I packed a few foods I could eat and just prayed there would be something else I could nibble on while I was there. To my shock, John’s sister surprised me and brought gluten-free ingredients to make my own special feast. It was filled with delicious veggies, quinoa stuffing and REAL whipped cream. We even made a gluten-free pumpkin pie for dessert. I was in heaven and felt so loved.
This year, I wanted to make something for you! If you have changed to a gluten-free or grain-free lifestyle to manage illness or simply to be healthier, I want to celebrate you and share my favorite grain-free “stuffing”. I wish I could make it for you in person, but pictures will have to suffice.
This Sweet Potato Hash in Maple Glazed Acorn Squash will make you forget about any bread-based stuffing from the past. It’s savory and sweet, with the perfect blend of tastes and textures. Sweet Potato Hash is full of delicious veggies and will leave you and your family begging for seconds. I hope you enjoy it!
Wishing you a happy, healthy holiday season,
Sweet Potato Hash in Maple Glazed Acorn Squash
serves 8 as a side
4 medium-large sweet potatoes
1-2 Tbsp. refined coconut oil or butter, melted
5 slices bacon, preferably nitrate-free, foraged pork (can sub beef or turkey bacon if you don’t eat pork)
1 tart large apple (ie. Granny Smith)
1/4 cup chives, chopped
1/4 cup celery, chopped
1/4 cup cranberries (fresh or dried), chopped
1/3-1/2 cup pecans, chopped
2 sprigs thyme, stems removed, chopped
1/4 tsp. cinnamon
1/8 tsp. turmeric
4 Acorn Squash
maple syrup, preferably Grade B
Preheat oven to 400F.
Wash the acorn squash and slice in half lengthwise. Remove seeds and pulp. In a baking dish, arrange acorn squash, flesh-side up and add water about 1-2 inches deep in the pan (Keeps squash from burning).
Melt some butter and drizzle over squash flesh. Then drizzle maple syrup over the squash flesh. Add a small pat of butter in the middle of each squash. Bake at 400F until fork tender.
Wash and peel sweet potatoes. Dice the potatoes into 1 in. cubes. In a bowl, coat the sweet potato cubes with melted coconut oil or butter. Arrange on a baking sheet and put them in the oven along with the squash. Bake at 400F for 20 minutes.
While the squash and sweet potatoes cook, fry the bacon in a large skillet over medium heat until the bacon is crispy. Once crisp, set bacon aside on a plate. Discard all but 2 tbsp. of bacon grease from the pan.
After 20 minutes of baking, remove the sweet potatoes from the oven, but let the acorn squash continue to cook until fork tender.
Transfer the sweet potatoes to the bacon-greased skillet.
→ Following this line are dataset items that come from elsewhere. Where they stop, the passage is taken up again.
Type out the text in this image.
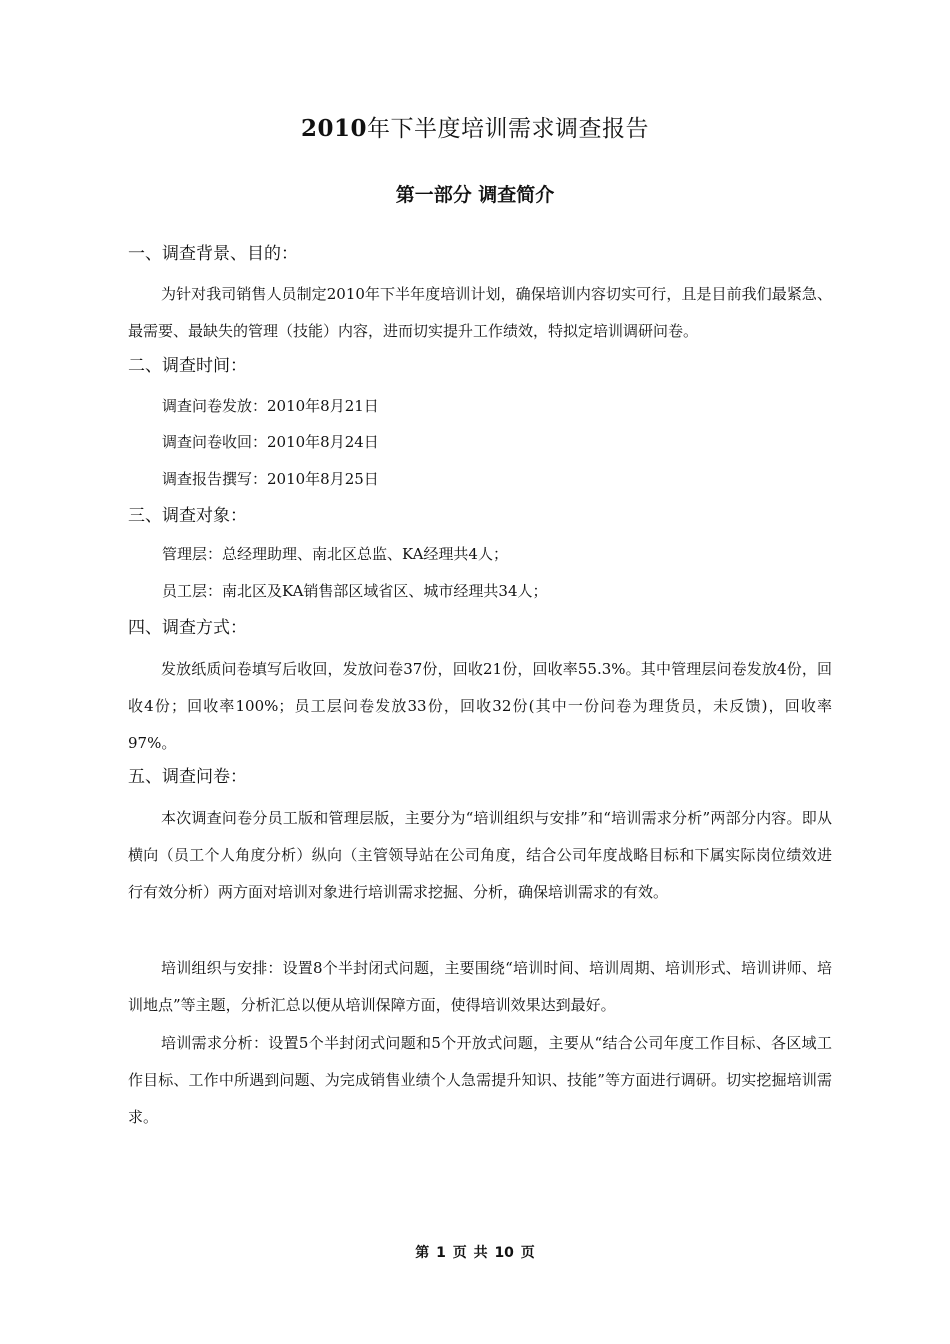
2010年下半度培训需求调查报告
第一部分 调查简介
一、调查背景、目的：

为针对我司销售人员制定2010年下半年度培训计划，确保培训内容切实可行，且是目前我们最紧急、最需要、最缺失的管理（技能）内容，进而切实提升工作绩效，特拟定培训调研问卷。

二、调查时间：
调查问卷发放：2010年8月21日
调查问卷收回：2010年8月24日
调查报告撰写：2010年8月25日
三、调查对象：
管理层：总经理助理、南北区总监、KA经理共4人；
员工层：南北区及KA销售部区域省区、城市经理共34人；
四、调查方式：

发放纸质问卷填写后收回，发放问卷37份，回收21份，回收率55.3%。其中管理层问卷发放4份，回收4份；回收率100%；员工层问卷发放33份，回收32份(其中一份问卷为理货员，未反馈)，回收率97%。

五、调查问卷：

本次调查问卷分员工版和管理层版，主要分为“培训组织与安排”和“培训需求分析”两部分内容。即从横向（员工个人角度分析）纵向（主管领导站在公司角度，结合公司年度战略目标和下属实际岗位绩效进行有效分析）两方面对培训对象进行培训需求挖掘、分析，确保培训需求的有效。

培训组织与安排：设置8个半封闭式问题，主要围绕“培训时间、培训周期、培训形式、培训讲师、培训地点”等主题，分析汇总以便从培训保障方面，使得培训效果达到最好。

培训需求分析：设置5个半封闭式问题和5个开放式问题，主要从“结合公司年度工作目标、各区域工作目标、工作中所遇到问题、为完成销售业绩个人急需提升知识、技能”等方面进行调研。切实挖掘培训需求。

第 1 页 共 10 页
Add in the celery, green onions, apple, thyme, cinnamon and turmeric. Saute the vegetables over medium heat until soft.
Once the vegetables are softened, remove from heat and add chopped cranberries and pecans.
Once the acorn squash is ready, pour off the butter/maple syrup liquid that has settled in the pits of the squash into the sauteed vegetable mixture.
Arrange the squash on a platter and spoon the sauteed vegetables into the pits of the acorn squash. Serve warm.